The statement didn't say whether the men had been detained or arrested.
Authorities said the two men didn't have any prohibited items with them in the plane's cabin or in their carry-on luggage.
ABC News said screeners at the airport in Birmingham, Ala., became suspicious of al Soofi because of his bulky clothing and directed him to secondary inspection. They searched his luggage and found $7,000 in cash and the bottle, cell phones and watches.
While al Soofi was in Chicago, authorities learned that he had checked his luggage on a flight to Dulles airport in Washington for a flight to Dubai, United Arab Emirates, and Yemen, but that he hadn't gotten on that flight. Authorities ordered the flight to return to the gate. No explosives were found.
The network said al Murisi joined al Soofi in Chicago and they flew to Amsterdam.
The two suspects were known in metro Detroit's Yemeni-American communities and have distant relatives who live locally, said Imad Hamad, regional director of the American-Arab Anti-Discrimination Committee. One suspect later moved to Birmingham, Ala., Hamad said. The other moved to Memphis, Tenn.
Hamad said he doesn't know the suspects, but said that Yemeni Americans living in metro Detroit told him: "These two young people used to live here."
They were known to work hard in odd jobs to earn money to help relatives in their native Yemen, Hamad said. "They used to work in restaurants ... grocery stores," Hamad said.
Hamad said both men came from "a well-respected (tribal) family in metro Detroit. ... These are two well-known families."
Hamad cautioned against rushing to judgment about the men, saying that these are just allegations for now.
Al Soofi is from a "very large, huge family," said Yemen's consul general in Detroit, Abdul-Hakim Al-Sadah. Al-Sadah said he does not know the suspect, but is familiar with his name, which indicates he is from Al-Dalea, a province in Yemen.
"A lot of immigrants from that province" are in metro Detroit, he said.
Al-Sadah said that the Yemeni-American community condemns any acts of terrorism.
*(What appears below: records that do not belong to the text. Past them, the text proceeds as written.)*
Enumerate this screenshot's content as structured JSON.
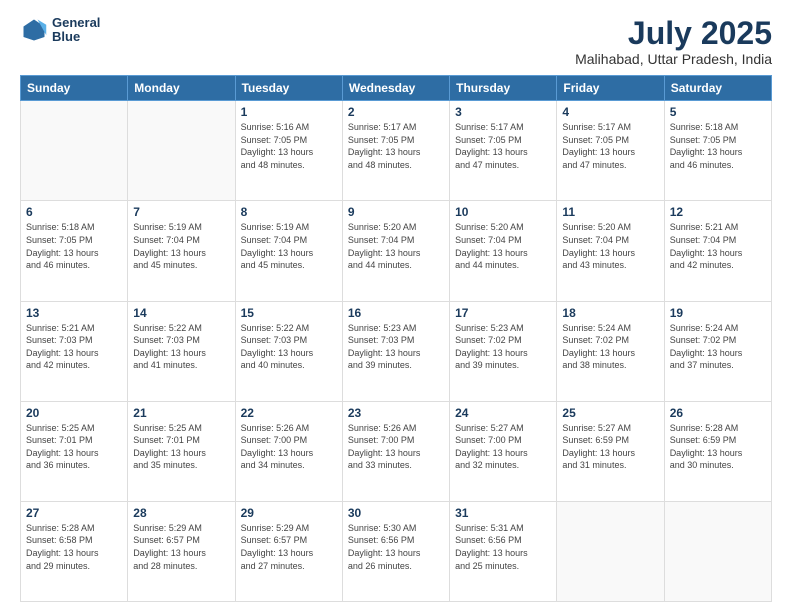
{
  "header": {
    "logo_line1": "General",
    "logo_line2": "Blue",
    "month": "July 2025",
    "location": "Malihabad, Uttar Pradesh, India"
  },
  "weekdays": [
    "Sunday",
    "Monday",
    "Tuesday",
    "Wednesday",
    "Thursday",
    "Friday",
    "Saturday"
  ],
  "weeks": [
    [
      {
        "day": "",
        "info": ""
      },
      {
        "day": "",
        "info": ""
      },
      {
        "day": "1",
        "info": "Sunrise: 5:16 AM\nSunset: 7:05 PM\nDaylight: 13 hours\nand 48 minutes."
      },
      {
        "day": "2",
        "info": "Sunrise: 5:17 AM\nSunset: 7:05 PM\nDaylight: 13 hours\nand 48 minutes."
      },
      {
        "day": "3",
        "info": "Sunrise: 5:17 AM\nSunset: 7:05 PM\nDaylight: 13 hours\nand 47 minutes."
      },
      {
        "day": "4",
        "info": "Sunrise: 5:17 AM\nSunset: 7:05 PM\nDaylight: 13 hours\nand 47 minutes."
      },
      {
        "day": "5",
        "info": "Sunrise: 5:18 AM\nSunset: 7:05 PM\nDaylight: 13 hours\nand 46 minutes."
      }
    ],
    [
      {
        "day": "6",
        "info": "Sunrise: 5:18 AM\nSunset: 7:05 PM\nDaylight: 13 hours\nand 46 minutes."
      },
      {
        "day": "7",
        "info": "Sunrise: 5:19 AM\nSunset: 7:04 PM\nDaylight: 13 hours\nand 45 minutes."
      },
      {
        "day": "8",
        "info": "Sunrise: 5:19 AM\nSunset: 7:04 PM\nDaylight: 13 hours\nand 45 minutes."
      },
      {
        "day": "9",
        "info": "Sunrise: 5:20 AM\nSunset: 7:04 PM\nDaylight: 13 hours\nand 44 minutes."
      },
      {
        "day": "10",
        "info": "Sunrise: 5:20 AM\nSunset: 7:04 PM\nDaylight: 13 hours\nand 44 minutes."
      },
      {
        "day": "11",
        "info": "Sunrise: 5:20 AM\nSunset: 7:04 PM\nDaylight: 13 hours\nand 43 minutes."
      },
      {
        "day": "12",
        "info": "Sunrise: 5:21 AM\nSunset: 7:04 PM\nDaylight: 13 hours\nand 42 minutes."
      }
    ],
    [
      {
        "day": "13",
        "info": "Sunrise: 5:21 AM\nSunset: 7:03 PM\nDaylight: 13 hours\nand 42 minutes."
      },
      {
        "day": "14",
        "info": "Sunrise: 5:22 AM\nSunset: 7:03 PM\nDaylight: 13 hours\nand 41 minutes."
      },
      {
        "day": "15",
        "info": "Sunrise: 5:22 AM\nSunset: 7:03 PM\nDaylight: 13 hours\nand 40 minutes."
      },
      {
        "day": "16",
        "info": "Sunrise: 5:23 AM\nSunset: 7:03 PM\nDaylight: 13 hours\nand 39 minutes."
      },
      {
        "day": "17",
        "info": "Sunrise: 5:23 AM\nSunset: 7:02 PM\nDaylight: 13 hours\nand 39 minutes."
      },
      {
        "day": "18",
        "info": "Sunrise: 5:24 AM\nSunset: 7:02 PM\nDaylight: 13 hours\nand 38 minutes."
      },
      {
        "day": "19",
        "info": "Sunrise: 5:24 AM\nSunset: 7:02 PM\nDaylight: 13 hours\nand 37 minutes."
      }
    ],
    [
      {
        "day": "20",
        "info": "Sunrise: 5:25 AM\nSunset: 7:01 PM\nDaylight: 13 hours\nand 36 minutes."
      },
      {
        "day": "21",
        "info": "Sunrise: 5:25 AM\nSunset: 7:01 PM\nDaylight: 13 hours\nand 35 minutes."
      },
      {
        "day": "22",
        "info": "Sunrise: 5:26 AM\nSunset: 7:00 PM\nDaylight: 13 hours\nand 34 minutes."
      },
      {
        "day": "23",
        "info": "Sunrise: 5:26 AM\nSunset: 7:00 PM\nDaylight: 13 hours\nand 33 minutes."
      },
      {
        "day": "24",
        "info": "Sunrise: 5:27 AM\nSunset: 7:00 PM\nDaylight: 13 hours\nand 32 minutes."
      },
      {
        "day": "25",
        "info": "Sunrise: 5:27 AM\nSunset: 6:59 PM\nDaylight: 13 hours\nand 31 minutes."
      },
      {
        "day": "26",
        "info": "Sunrise: 5:28 AM\nSunset: 6:59 PM\nDaylight: 13 hours\nand 30 minutes."
      }
    ],
    [
      {
        "day": "27",
        "info": "Sunrise: 5:28 AM\nSunset: 6:58 PM\nDaylight: 13 hours\nand 29 minutes."
      },
      {
        "day": "28",
        "info": "Sunrise: 5:29 AM\nSunset: 6:57 PM\nDaylight: 13 hours\nand 28 minutes."
      },
      {
        "day": "29",
        "info": "Sunrise: 5:29 AM\nSunset: 6:57 PM\nDaylight: 13 hours\nand 27 minutes."
      },
      {
        "day": "30",
        "info": "Sunrise: 5:30 AM\nSunset: 6:56 PM\nDaylight: 13 hours\nand 26 minutes."
      },
      {
        "day": "31",
        "info": "Sunrise: 5:31 AM\nSunset: 6:56 PM\nDaylight: 13 hours\nand 25 minutes."
      },
      {
        "day": "",
        "info": ""
      },
      {
        "day": "",
        "info": ""
      }
    ]
  ]
}
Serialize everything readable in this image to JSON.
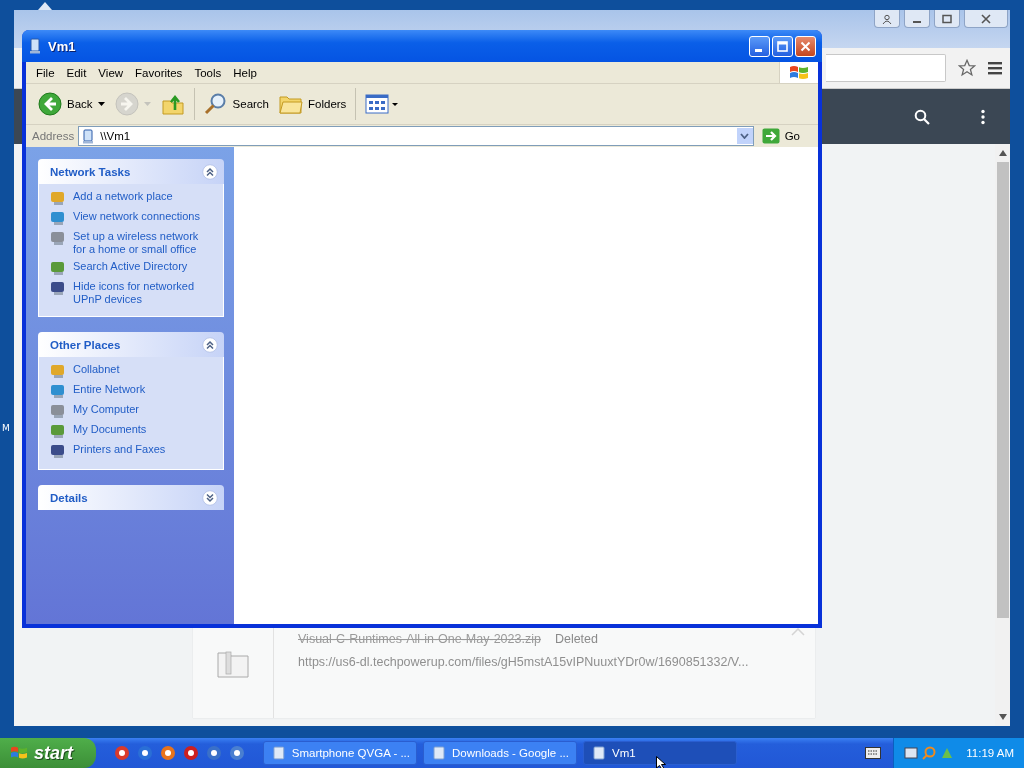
{
  "edge_text": "M",
  "browser": {
    "download": {
      "filename": "Visual-C-Runtimes-All-in-One-May-2023.zip",
      "status": "Deleted",
      "url": "https://us6-dl.techpowerup.com/files/gH5mstA15vIPNuuxtYDr0w/1690851332/V...",
      "deleted": true
    }
  },
  "explorer": {
    "title": "Vm1",
    "menu": [
      "File",
      "Edit",
      "View",
      "Favorites",
      "Tools",
      "Help"
    ],
    "toolbar": [
      {
        "kind": "back",
        "label": "Back",
        "disabled": false
      },
      {
        "kind": "forward",
        "disabled": true
      },
      {
        "kind": "up",
        "disabled": false
      },
      {
        "kind": "search",
        "label": "Search",
        "disabled": false
      },
      {
        "kind": "folders",
        "label": "Folders",
        "disabled": false
      },
      {
        "kind": "views",
        "disabled": false
      }
    ],
    "address": {
      "label": "Address",
      "value": "\\\\Vm1",
      "go": "Go"
    },
    "panels": [
      {
        "title": "Network Tasks",
        "expanded": true,
        "items": [
          "Add a network place",
          "View network connections",
          "Set up a wireless network for a home or small office",
          "Search Active Directory",
          "Hide icons for networked UPnP devices"
        ]
      },
      {
        "title": "Other Places",
        "expanded": true,
        "items": [
          "Collabnet",
          "Entire Network",
          "My Computer",
          "My Documents",
          "Printers and Faxes"
        ]
      },
      {
        "title": "Details",
        "expanded": false
      }
    ]
  },
  "taskbar": {
    "start": "start",
    "tasks": [
      {
        "label": "Smartphone QVGA - ...",
        "selected": false
      },
      {
        "label": "Downloads - Google ...",
        "selected": false
      },
      {
        "label": "Vm1",
        "selected": true
      }
    ],
    "clock": "11:19 AM"
  }
}
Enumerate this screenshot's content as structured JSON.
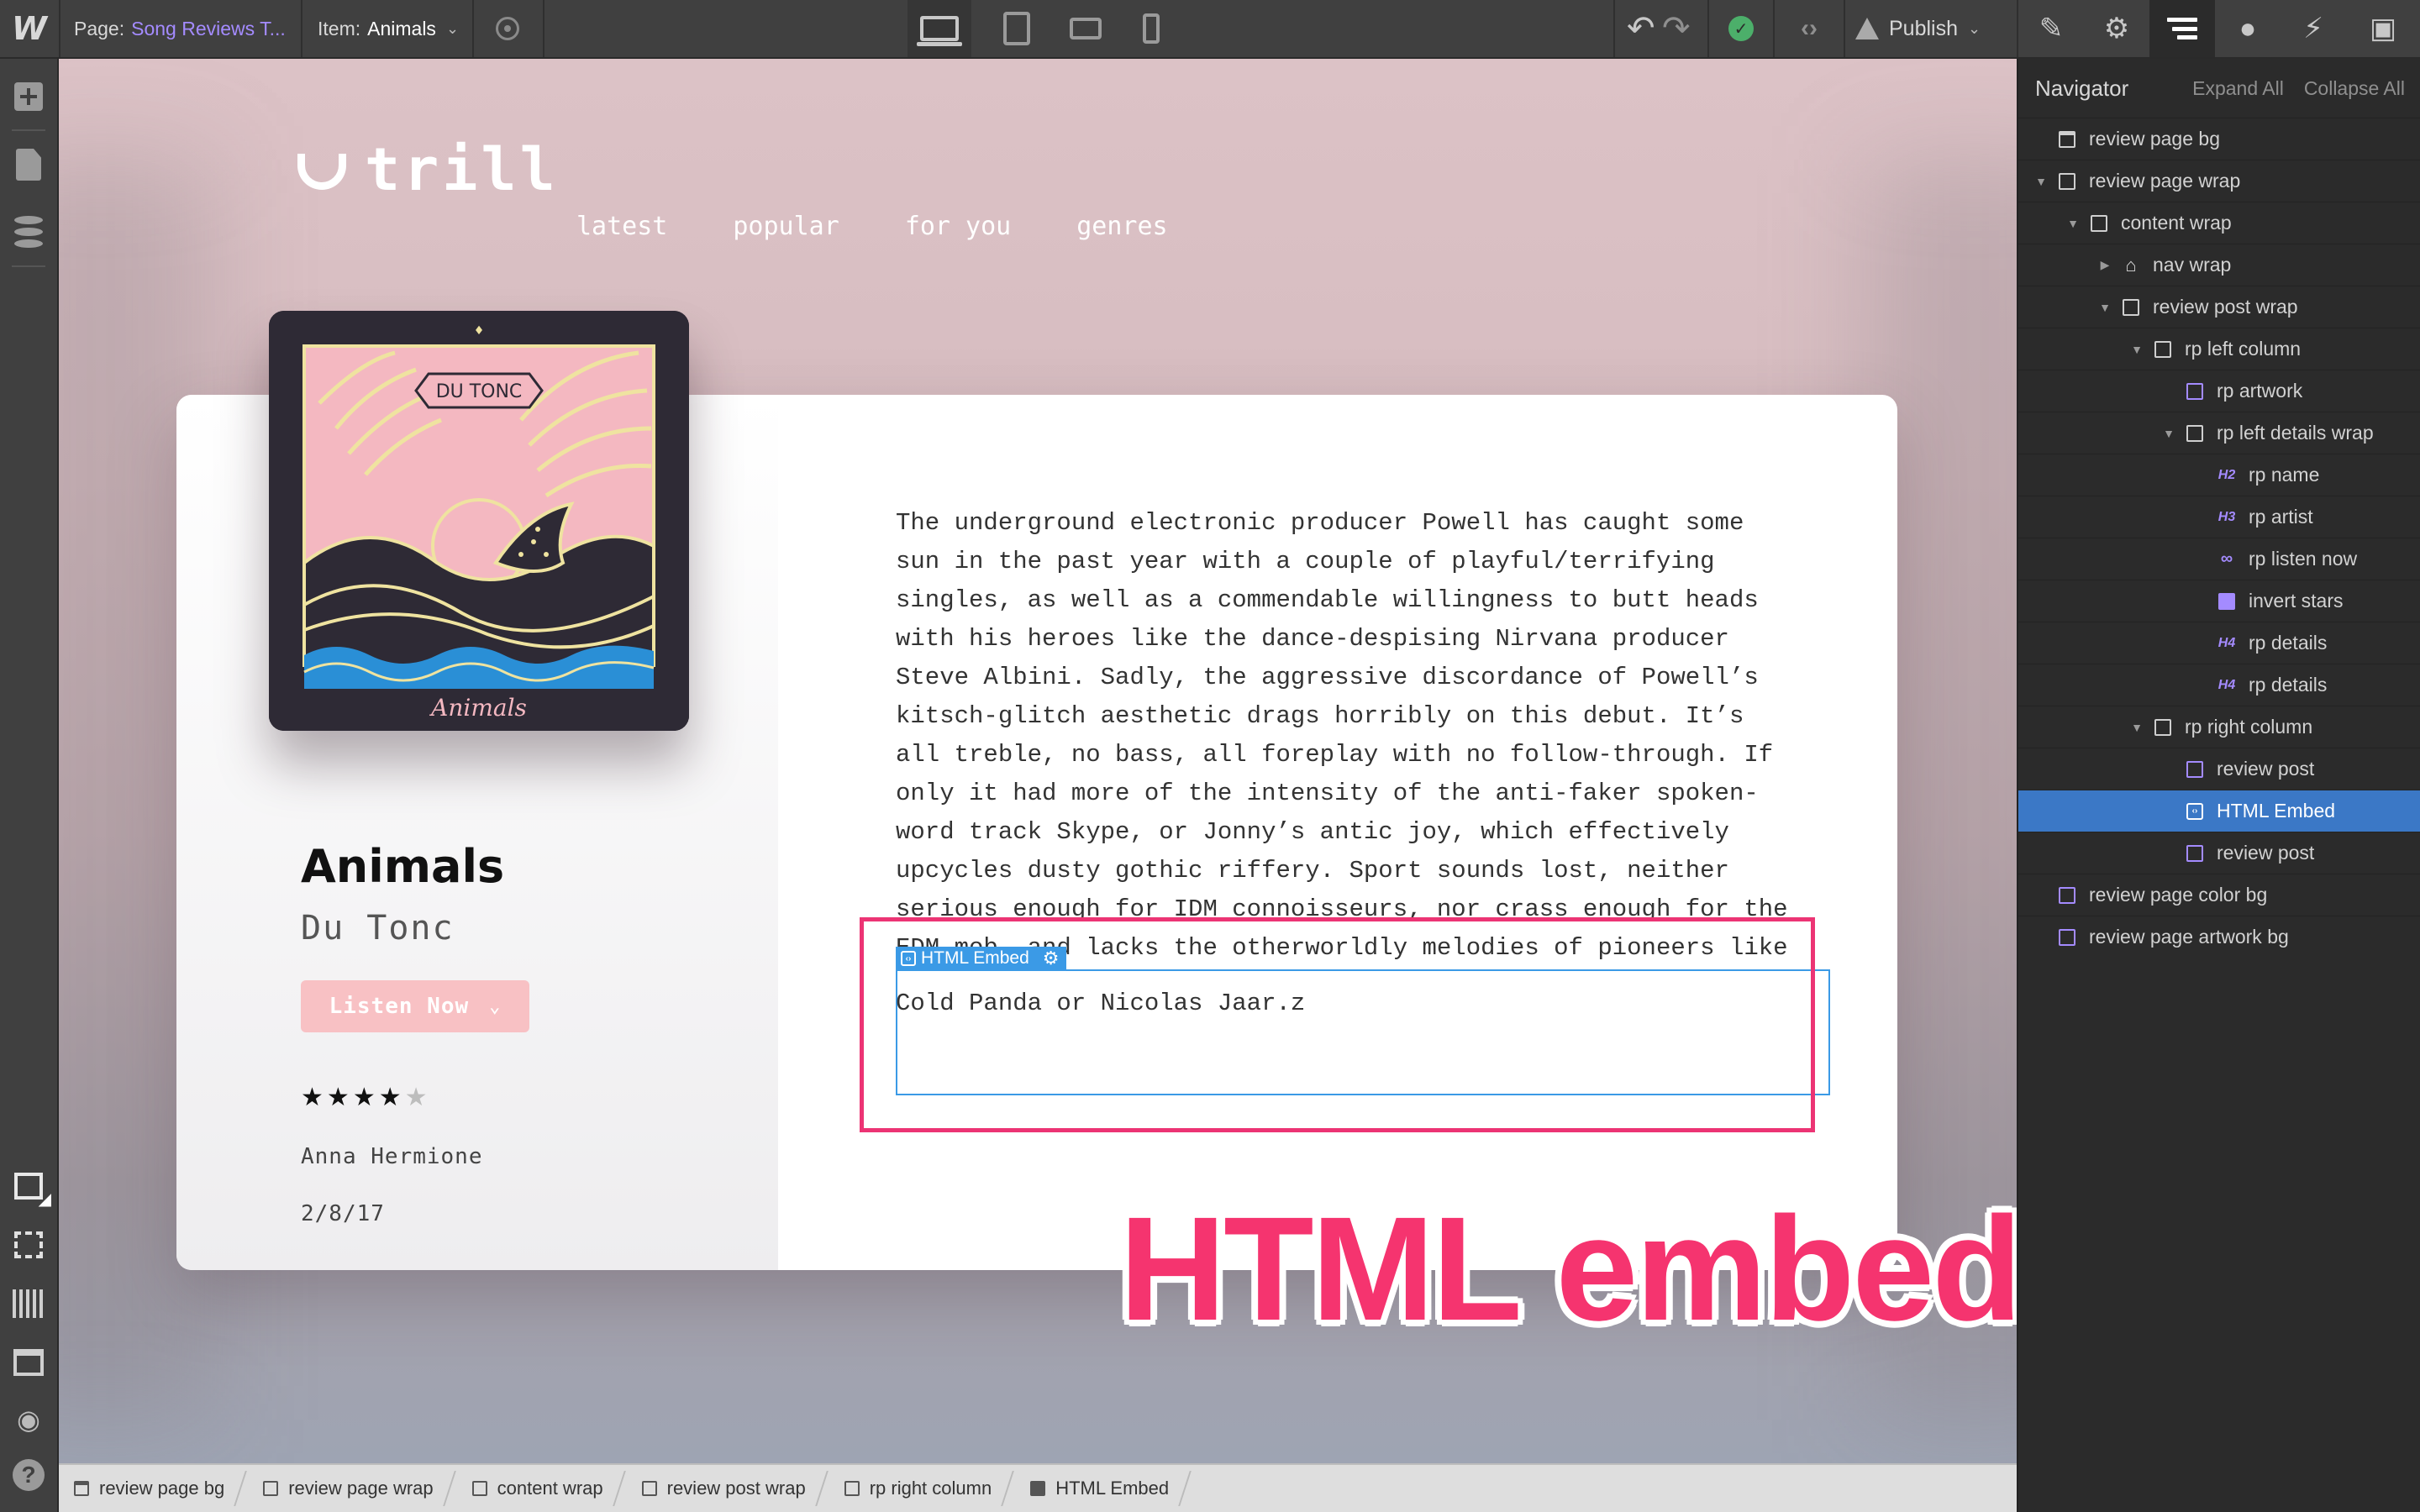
{
  "app": {
    "logo": "W"
  },
  "toolbar": {
    "page_label": "Page:",
    "page_value": "Song Reviews T...",
    "item_label": "Item:",
    "item_value": "Animals",
    "publish_label": "Publish",
    "devices": [
      "desktop",
      "tablet",
      "mobile-landscape",
      "mobile-portrait"
    ],
    "active_device": "desktop",
    "status": "saved"
  },
  "site": {
    "logo_text": "trill",
    "nav": [
      "latest",
      "popular",
      "for you",
      "genres"
    ]
  },
  "artwork": {
    "album_badge": "DU TONC",
    "album_script": "Animals",
    "colors": {
      "sky": "#f4b8c1",
      "hills": "#2e2a35",
      "lines": "#efe3a0",
      "water": "#2a8fd6"
    }
  },
  "review": {
    "name": "Animals",
    "artist": "Du Tonc",
    "listen_label": "Listen Now",
    "rating": 4,
    "rating_max": 5,
    "author": "Anna Hermione",
    "date": "2/8/17",
    "body_lines": [
      "The underground electronic producer Powell has caught some",
      "sun in the past year with a couple of playful/terrifying",
      "singles, as well as a commendable willingness to butt heads",
      "with his heroes like the dance-despising Nirvana producer",
      "Steve Albini. Sadly, the aggressive discordance of Powell’s",
      "kitsch-glitch aesthetic drags horribly on this debut. It’s",
      "all treble, no bass, all foreplay with no follow-through. If",
      "only it had more of the intensity of the anti-faker spoken-",
      "word track Skype, or Jonny’s antic joy, which effectively",
      "upcycles dusty gothic riffery. Sport sounds lost, neither",
      "serious enough for IDM connoisseurs, nor crass enough for the",
      "EDM mob, and lacks the otherworldly melodies of pioneers like"
    ],
    "body_last_line": "Cold Panda or Nicolas Jaar.z"
  },
  "embed": {
    "label": "HTML Embed",
    "annotation": "HTML embed",
    "highlight_color": "#ec3474"
  },
  "navigator": {
    "title": "Navigator",
    "expand_all": "Expand All",
    "collapse_all": "Collapse All",
    "tree": [
      {
        "label": "review page bg",
        "icon": "bg-box",
        "caret": "none",
        "depth": 0
      },
      {
        "label": "review page wrap",
        "icon": "box",
        "caret": "open",
        "depth": 0
      },
      {
        "label": "content wrap",
        "icon": "box",
        "caret": "open",
        "depth": 1
      },
      {
        "label": "nav wrap",
        "icon": "home",
        "caret": "closed",
        "depth": 2
      },
      {
        "label": "review post wrap",
        "icon": "box",
        "caret": "open",
        "depth": 2
      },
      {
        "label": "rp left column",
        "icon": "box",
        "caret": "open",
        "depth": 3
      },
      {
        "label": "rp artwork",
        "icon": "box-purple",
        "caret": "none",
        "depth": 4
      },
      {
        "label": "rp left details wrap",
        "icon": "box",
        "caret": "open",
        "depth": 4
      },
      {
        "label": "rp name",
        "icon": "H2",
        "caret": "none",
        "depth": 5
      },
      {
        "label": "rp artist",
        "icon": "H3",
        "caret": "none",
        "depth": 5
      },
      {
        "label": "rp listen now",
        "icon": "link",
        "caret": "none",
        "depth": 5
      },
      {
        "label": "invert stars",
        "icon": "image",
        "caret": "none",
        "depth": 5
      },
      {
        "label": "rp details",
        "icon": "H4",
        "caret": "none",
        "depth": 5
      },
      {
        "label": "rp details",
        "icon": "H4",
        "caret": "none",
        "depth": 5
      },
      {
        "label": "rp right column",
        "icon": "box",
        "caret": "open",
        "depth": 3
      },
      {
        "label": "review post",
        "icon": "box-purple",
        "caret": "none",
        "depth": 4
      },
      {
        "label": "HTML Embed",
        "icon": "embed",
        "caret": "none",
        "depth": 4,
        "selected": true
      },
      {
        "label": "review post",
        "icon": "box-purple",
        "caret": "none",
        "depth": 4
      },
      {
        "label": "review page color bg",
        "icon": "box-purple",
        "caret": "none",
        "depth": 0
      },
      {
        "label": "review page artwork bg",
        "icon": "box-purple",
        "caret": "none",
        "depth": 0
      }
    ]
  },
  "breadcrumbs": [
    {
      "label": "review page bg",
      "icon": "bg"
    },
    {
      "label": "review page wrap",
      "icon": "box"
    },
    {
      "label": "content wrap",
      "icon": "box"
    },
    {
      "label": "review post wrap",
      "icon": "box"
    },
    {
      "label": "rp right column",
      "icon": "box"
    },
    {
      "label": "HTML Embed",
      "icon": "embed"
    }
  ]
}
"Yemen is fighting with all its power" against terrorists, he said.
United Airlines, based in Chicago, referred all calls Monday to the Chicago office of the FBI.
Ross Rice, a special agent there, had sparse details: "To our knowledge they have not been charged with any crimes in the U.S.," he said.
The Transportation Security Administration, which is responsible for screening passengers, referred all calls to the Department of Homeland Security.
There was no immediate comment from the Detroit FBI, although FBI agents had visited the southwest Detroit neighborhood where several addresses were found for variations of al Soofi's name, neighbors who declined to give their names told the Associated Press. U.S. Attorney
Barbara McQuade also declined to comment.
The arrests are the latest terror-related incident involving metro Detroit.
Umar Farouk Abdulmutallab, a 23-year-old Nigerian national, is accused of trying to detonate a bomb in his underwear on a Delta-Northwest Airlines flight as it approached Detroit Metro Airport on Dec. 25, 2009. Abdulmutallab is in custody and is said to be cooperating with federal authorities.
In 2003, two North African immigrants were convicted in federal court in Detroit of conspiring to provide material support to terrorism in the first trial to result from the federal probe of the Sept. 11, 2001, terrorist attacks.
A judge later threw out the convictions at the request of the U.S. Attorney's Office because the prosecutors in the case had withheld key evidence from the defendants.